Protesters target St. Cloud temp agency office

Posted in: factoring company staffing, Factoring Staffing Industry News, payroll factoring, staffing factoring, Staffing Factoring Articles, staffing industry, Staffing Industry Financing Company, Staffing Industry Financing News- Nov 29, 2013 Comments Off

Protesters gathered Tuesday outside a St. Cloud temporary employment agency to decry what they call its shoddy treatment of workers.

At least 60 protesters lined 25th Avenue South outside the St. Cloud office of The Work Connection, a St. Paul-based agency. They criticized the agency’s use of a pay-card method to disburse workers’ wages, said the agency has fired workers unfairly and treats many workers, particularly Somali workers, with disrespect.

Protesters also called on St. Cloud-based GNP Company, which contracts with The Work Connection to fill jobs at its Cold Spring processing facility, to hire workers directly.

The event was organized by the Greater Minnesota Worker Center, a new St. Cloud-based group that aims to help low-wage workers get better pay and working conditions.

Some concerns voiced at the protest were directed at temp agencies in general. Protesters said employers’ use of the agencies creates another hurdle to clear for low-wage workers looking to find steady jobs. Some protesters also hoisted signs calling on lawmakers to boost the minimum wage.

“Workers in greater Minnesota need to stand together in the face of this so-called ‘new economy’ that treats workers like disposable commodities,” said Stephen Philion, an organizer of the protest and chairman of the Greater Minnesota Worker Center board. Philion also is a sociology professor at St. Cloud State University.

The Work Connection was targeted because it’s widely believed by area workers to be the most difficult to work with among local temp agencies, Philion said.

The protesters compiled a list of concerns and delivered it to The Work Connection staff Tuesday.
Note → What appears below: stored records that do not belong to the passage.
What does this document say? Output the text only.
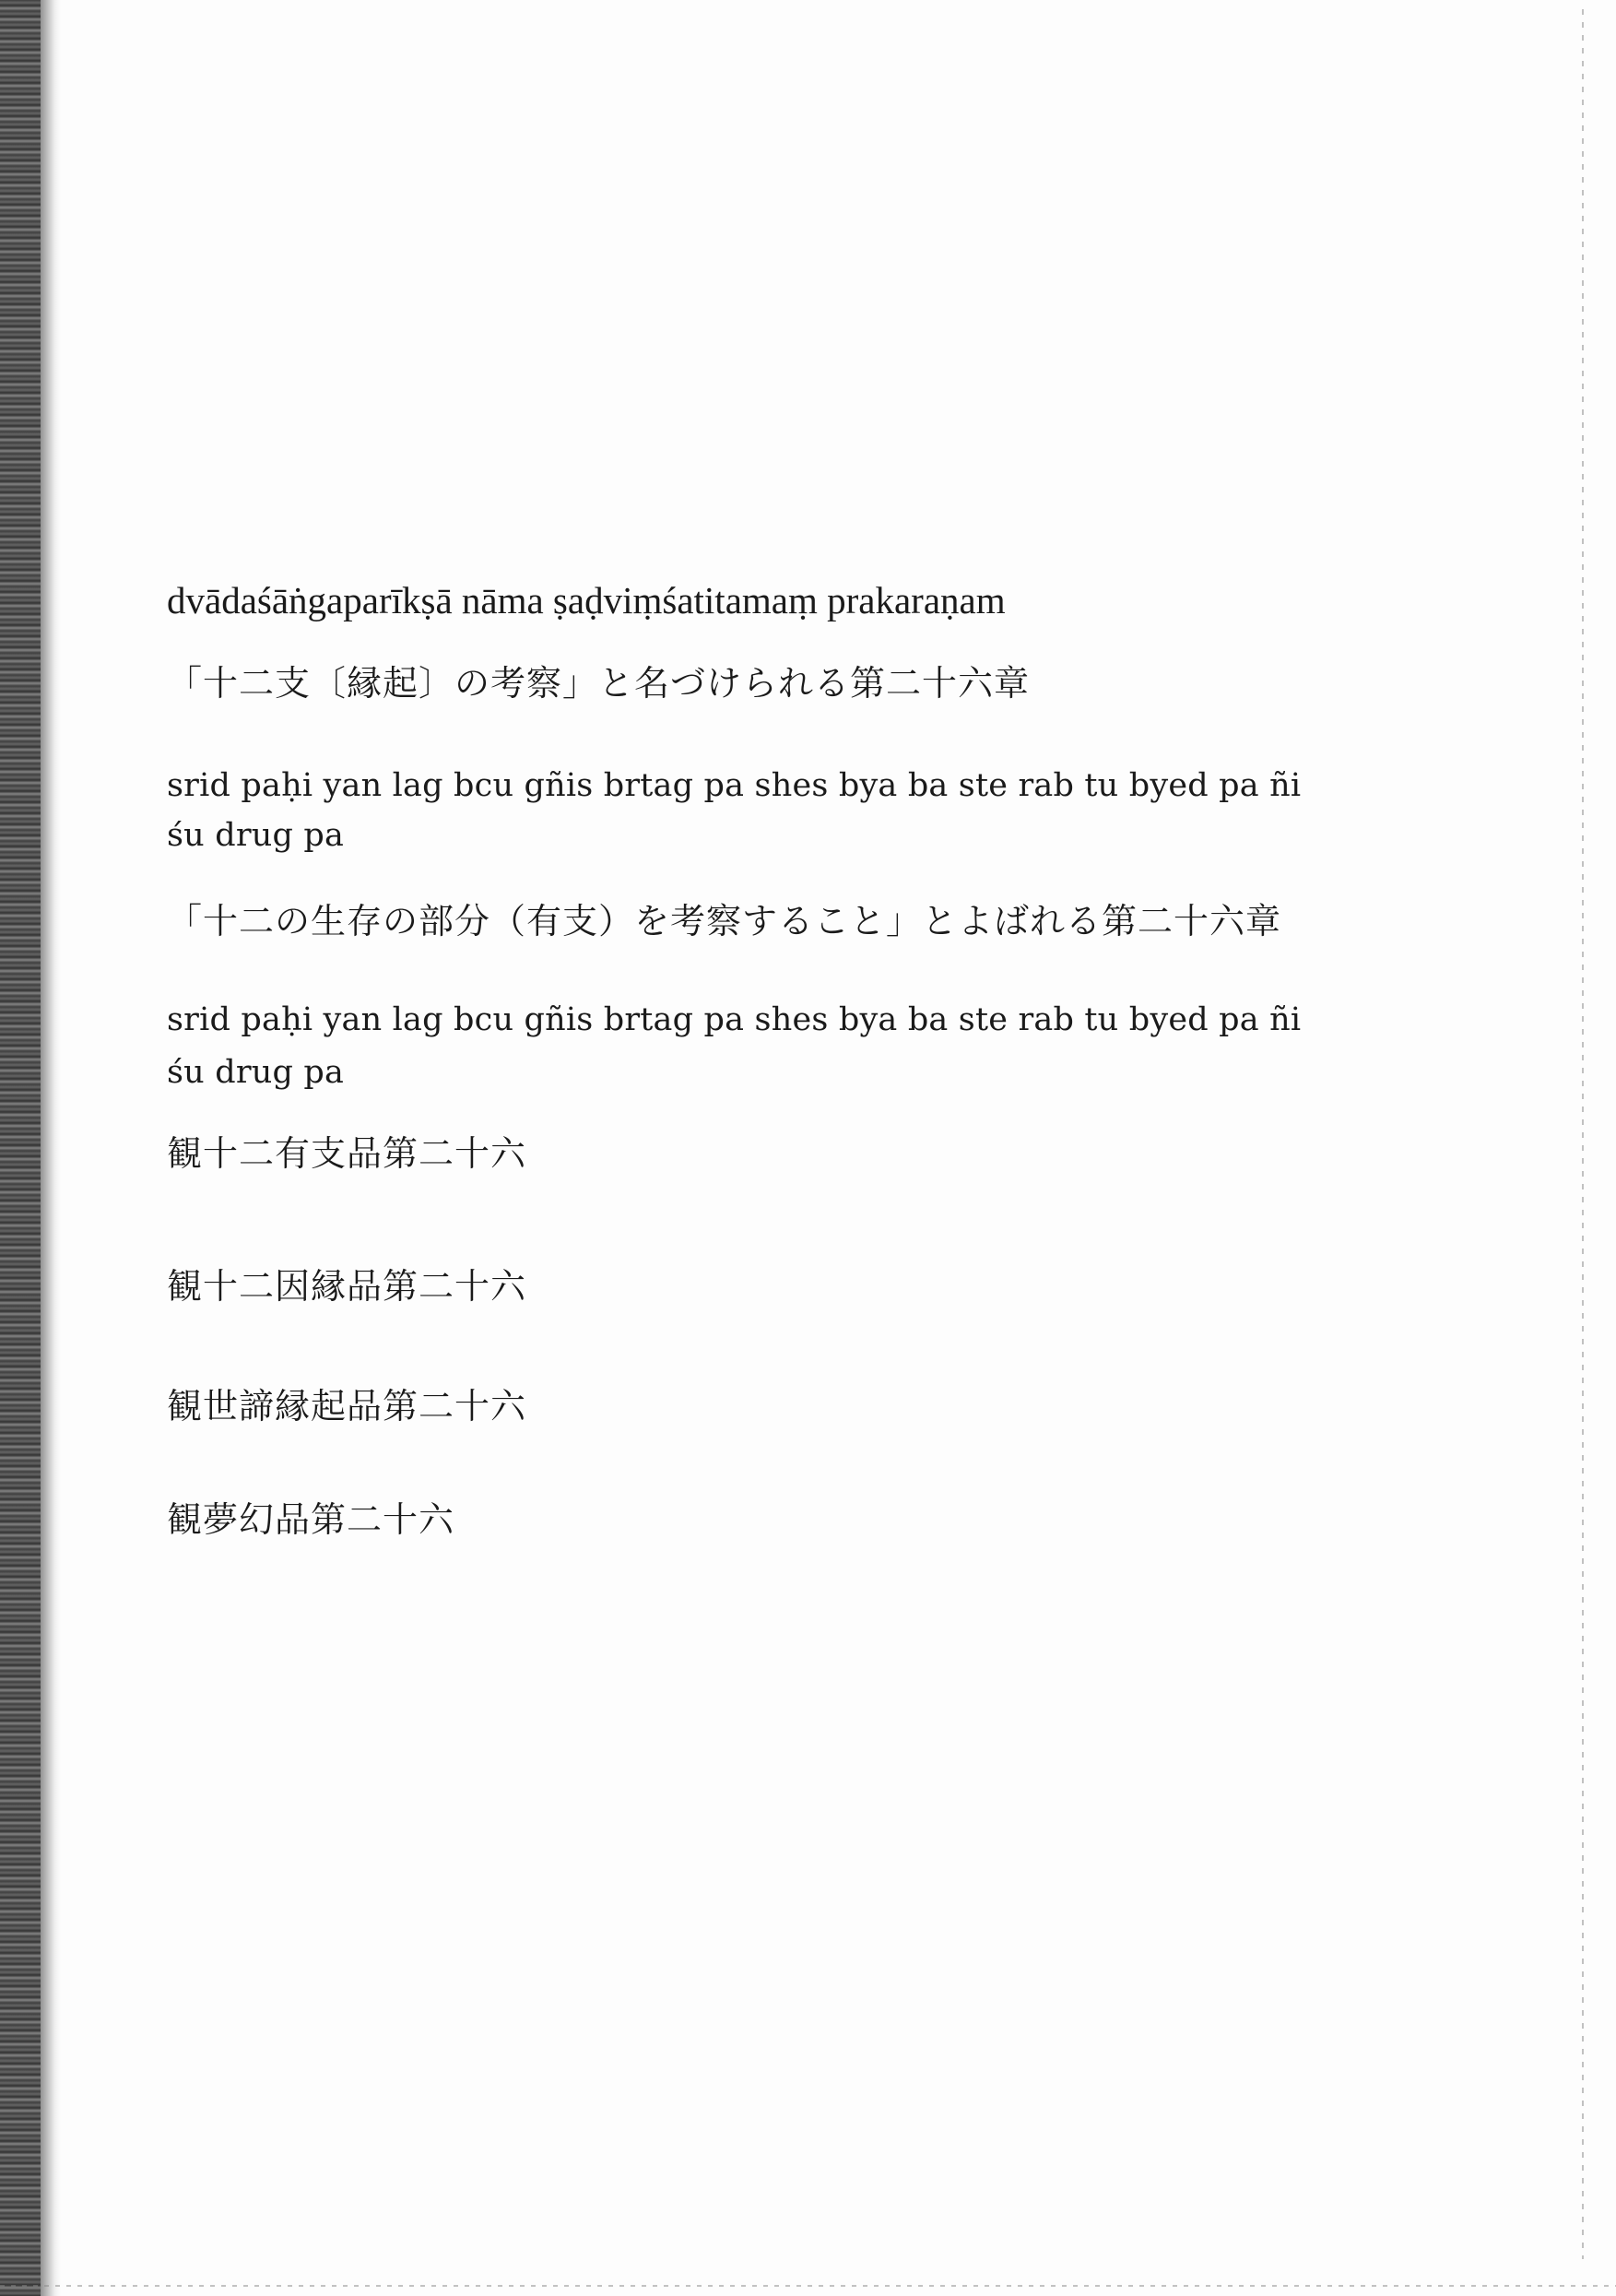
dvādaśāṅgaparīkṣā nāma ṣaḍviṃśatitamaṃ prakaraṇam

「十二支〔縁起〕の考察」と名づけられる第二十六章

srid paḥi yan lag bcu gñis brtag pa shes bya ba ste rab tu byed pa ñi

śu drug pa

「十二の生存の部分（有支）を考察すること」とよばれる第二十六章

srid paḥi yan lag bcu gñis brtag pa shes bya ba ste rab tu byed pa ñi

śu drug pa

観十二有支品第二十六

観十二因縁品第二十六

観世諦縁起品第二十六

観夢幻品第二十六
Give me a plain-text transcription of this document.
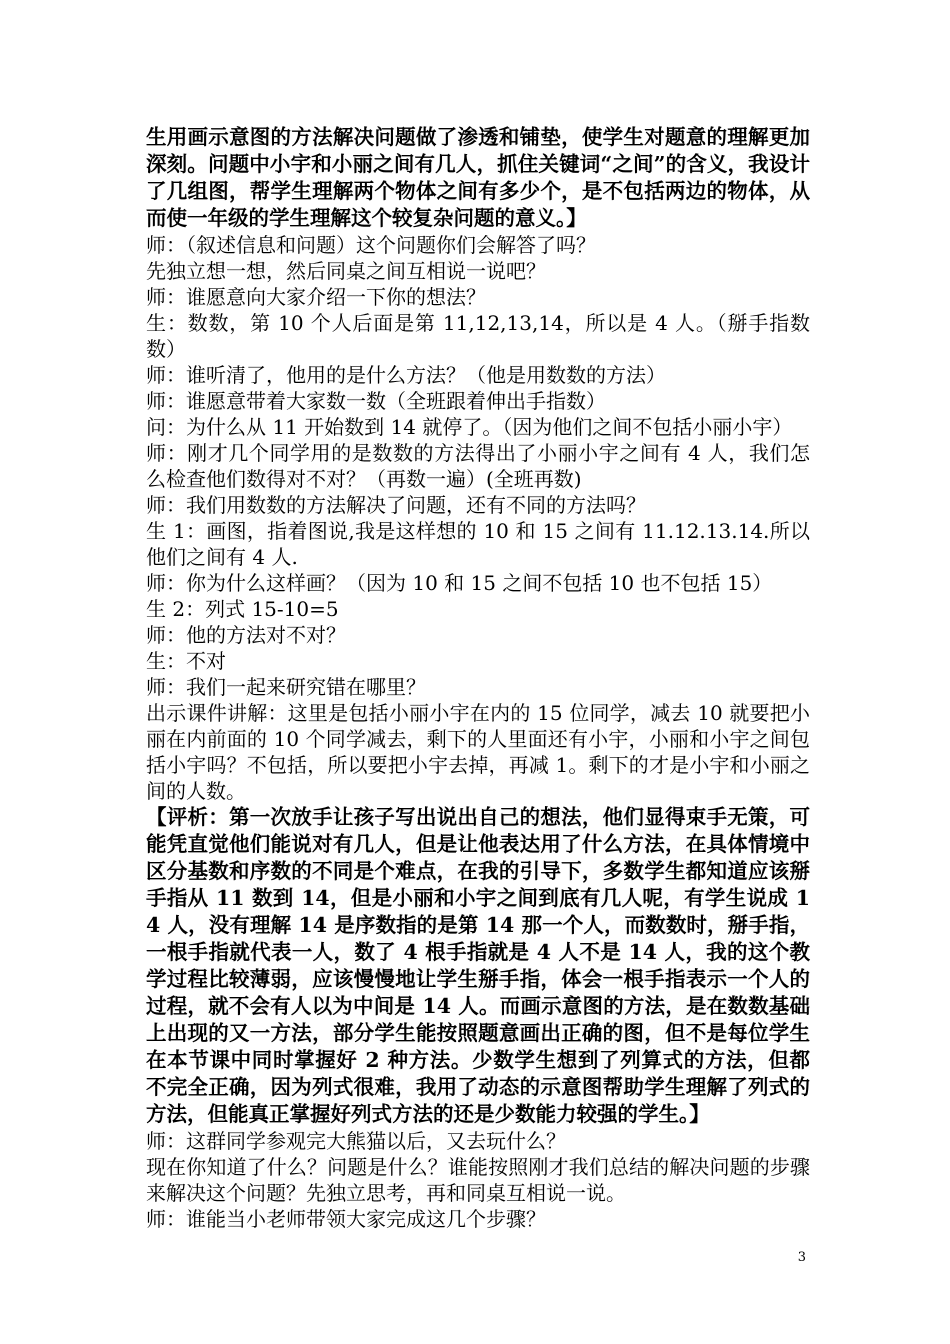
生用画示意图的方法解决问题做了渗透和铺垫，使学生对题意的理解更加深刻。问题中小宇和小丽之间有几人，抓住关键词“之间”的含义，我设计了几组图，帮学生理解两个物体之间有多少个，是不包括两边的物体，从而使一年级的学生理解这个较复杂问题的意义。】

师：（叙述信息和问题）这个问题你们会解答了吗？

先独立想一想，然后同桌之间互相说一说吧？

师：谁愿意向大家介绍一下你的想法？

生：数数，第 10 个人后面是第 11,12,13,14，所以是 4 人。（掰手指数数）

师：谁听清了，他用的是什么方法？（他是用数数的方法）

师：谁愿意带着大家数一数（全班跟着伸出手指数）

问：为什么从 11 开始数到 14 就停了。（因为他们之间不包括小丽小宇）

师：刚才几个同学用的是数数的方法得出了小丽小宇之间有 4 人，我们怎么检查他们数得对不对？（再数一遍）(全班再数)

师：我们用数数的方法解决了问题，还有不同的方法吗？

生 1：画图，指着图说,我是这样想的 10 和 15 之间有 11.12.13.14.所以他们之间有 4 人.

师：你为什么这样画？（因为 10 和 15 之间不包括 10 也不包括 15）

生 2：列式 15-10=5

师：他的方法对不对？

生：不对

师：我们一起来研究错在哪里？

出示课件讲解：这里是包括小丽小宇在内的 15 位同学，减去 10 就要把小丽在内前面的 10 个同学减去，剩下的人里面还有小宇，小丽和小宇之间包括小宇吗？不包括，所以要把小宇去掉，再减 1。剩下的才是小宇和小丽之间的人数。

【评析：第一次放手让孩子写出说出自己的想法，他们显得束手无策，可能凭直觉他们能说对有几人，但是让他表达用了什么方法，在具体情境中区分基数和序数的不同是个难点，在我的引导下，多数学生都知道应该掰手指从 11 数到 14，但是小丽和小宇之间到底有几人呢，有学生说成 14 人，没有理解 14 是序数指的是第 14 那一个人，而数数时，掰手指，一根手指就代表一人，数了 4 根手指就是 4 人不是 14 人，我的这个教学过程比较薄弱，应该慢慢地让学生掰手指，体会一根手指表示一个人的过程，就不会有人以为中间是 14 人。而画示意图的方法，是在数数基础上出现的又一方法，部分学生能按照题意画出正确的图，但不是每位学生在本节课中同时掌握好 2 种方法。少数学生想到了列算式的方法，但都不完全正确，因为列式很难，我用了动态的示意图帮助学生理解了列式的方法，但能真正掌握好列式方法的还是少数能力较强的学生。】

师：这群同学参观完大熊猫以后，又去玩什么？

现在你知道了什么？问题是什么？谁能按照刚才我们总结的解决问题的步骤来解决这个问题？先独立思考，再和同桌互相说一说。

师：谁能当小老师带领大家完成这几个步骤？

3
Jeff Wold, vice president of the company, said it will review the complaints and take action if needed.

“We’re committed to fairness; we’re committed to treating people with respect,” Wold said.

GNP spokeswoman Lexann Reischl said the company doesn’t have immediate plans to change its hiring practices.

GNP has contracted with The Work Connection for more than five years, primarily to hire entry-level staff for the Cold Spring facility, and likes the arrangement, Reischl said.

“They provide the support we need when we need it,” Reischl said. “We don’t necessarily want to specialize in the hiring process.”

Mustafe Abdulahi of St. Cloud said his wages came through a pay card that charged a fee every time he used it; he said he wasn’t given a choice to be paid another way.

Wold said The Work Connection employees are given a choice of being paid through a card, check or direct deposit.

Abdulahi said some of what he describes as poor treatment of workers by The Work Connection seems to be directed at Somalis and other immigrants.

He said people who don’t speak flawless English face curt treatment from its staff and sometimes are unfairly eliminated from consideration for job placement.

“We are expecting that they will treat us equally and also that they will treat our community as other agencies do,” Abdulahi said.